The city of Virginia Beach may extend The Tide light rail service east from the Newtown Road terminus. Virginia Beach's mayor, Will Sessoms, said that the city hoped to purchase the right of way. The city subsequently purchased the tracks for $40 million, using $10 million of local tax funds - which would allow a total rail length of about 18 miles. The extension is estimated to cost $254 million to the Town Center and $807 million to the Oceanfront. In April 2012, the Virginia Beach City Council voted 10 - 1 to allow voters to determine the fate of the extension in the November 2012 general election.

In the April 2011 State of the City, Sessoms said "whether the corridor is eventually developed with Bus Rapid Transit or a light rail line is unknown at this time," citing cost and ridership issues.

In April 2011, HRT paused the study until 9 - 12 months of ridership data from The Tide light rail in Norfolk is collected. This will allow the travel forecasting model for any extension to be calibrated based on actual ridership. During this pause, HRT will work on improving the definition of the alternatives under study. After the data has been collected, HRT will restart the VBTES, currently anticipated in the third quarter of 2012. The study is expected to be completed by the end of 2013.
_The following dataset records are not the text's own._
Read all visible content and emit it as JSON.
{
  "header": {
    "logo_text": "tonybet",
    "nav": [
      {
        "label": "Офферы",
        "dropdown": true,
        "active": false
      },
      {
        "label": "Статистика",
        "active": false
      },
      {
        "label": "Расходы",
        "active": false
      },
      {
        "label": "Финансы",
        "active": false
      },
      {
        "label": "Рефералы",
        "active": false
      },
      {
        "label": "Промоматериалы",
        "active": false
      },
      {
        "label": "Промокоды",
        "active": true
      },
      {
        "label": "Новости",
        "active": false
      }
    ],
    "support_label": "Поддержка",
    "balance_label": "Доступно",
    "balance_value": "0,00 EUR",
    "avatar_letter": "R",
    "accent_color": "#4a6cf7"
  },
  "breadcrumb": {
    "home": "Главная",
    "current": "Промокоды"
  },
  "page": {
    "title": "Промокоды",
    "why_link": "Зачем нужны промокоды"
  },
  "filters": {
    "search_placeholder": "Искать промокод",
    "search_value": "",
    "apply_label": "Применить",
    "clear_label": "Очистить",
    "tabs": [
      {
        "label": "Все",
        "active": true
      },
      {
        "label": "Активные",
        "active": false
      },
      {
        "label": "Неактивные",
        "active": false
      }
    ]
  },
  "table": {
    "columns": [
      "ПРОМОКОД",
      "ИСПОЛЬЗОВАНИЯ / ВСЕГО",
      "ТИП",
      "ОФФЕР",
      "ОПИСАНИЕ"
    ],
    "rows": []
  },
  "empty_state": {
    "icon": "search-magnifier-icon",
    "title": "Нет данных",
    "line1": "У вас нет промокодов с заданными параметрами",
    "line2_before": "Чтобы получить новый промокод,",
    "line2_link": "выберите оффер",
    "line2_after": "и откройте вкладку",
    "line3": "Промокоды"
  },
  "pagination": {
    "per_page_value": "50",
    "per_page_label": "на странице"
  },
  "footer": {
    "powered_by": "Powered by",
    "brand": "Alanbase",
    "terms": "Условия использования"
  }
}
On November 6, 2012 Virginia Beach voters approved a non-binding referendum supporting expansion of light rail into Virginia Beach by a 62% majority. A study to fix costs for the project will be completed in 2014.

Our Ride



The view looking south from the MacArthur Square Station.





The MacArthur Memorial.





The friendly Tide ticketing machines.





I do not ride wrapped light rail cars when I write stories so we let this westbound go and would ride the next eastbound trolley.





Here came an unwrapped Tide light rail car and we boarded. Sit back, relax and ride the Tide all the way to the east end of the tracks at the Newtown Road Station.















This was your eastbound ride on The Tide to the Newtown Road Station. Now for some pictures here.





The Tide Light Rail cars at the Newtown Road Station.





The platform at the Tide Newtown Road Station.





Our route back to Norfolk. Now sit back, relax and take the westbound ride on the Tide Light Rail to the EVMC/Fort Norfolk Station









































You have now ridden the whole Tide Light Rail system with me. Now we will get off for some pictures.





The Tide Light Rail cars at the EVMC/Fort Norfolk Station.





Station Artwork.





This plaque tells who did it. We reboarded and returned to the MacArthur Square Station ending our trip on The Tide.





Our train left the MacArthur Square Station. We headed to the Norfolk Southern Museum, but that is another story. After visiting that great museum I returned to head back to the hotel via 7-11 where I stopped to get more Coca-Cola to keep me going.





Coming back I caught this picture of The Tide.





My last shot of The Tide was on the way to 7-11. I returned to the Tazewell Hotel where I worked on more stories before Robin and I went to Gator Sports Bar where I had chicken wings for dinner. After dinner, I worked on more stories amd watched NCIS, then packed up for the trip tomorrow's trip so that I will have ridden the complet Amtrak System again.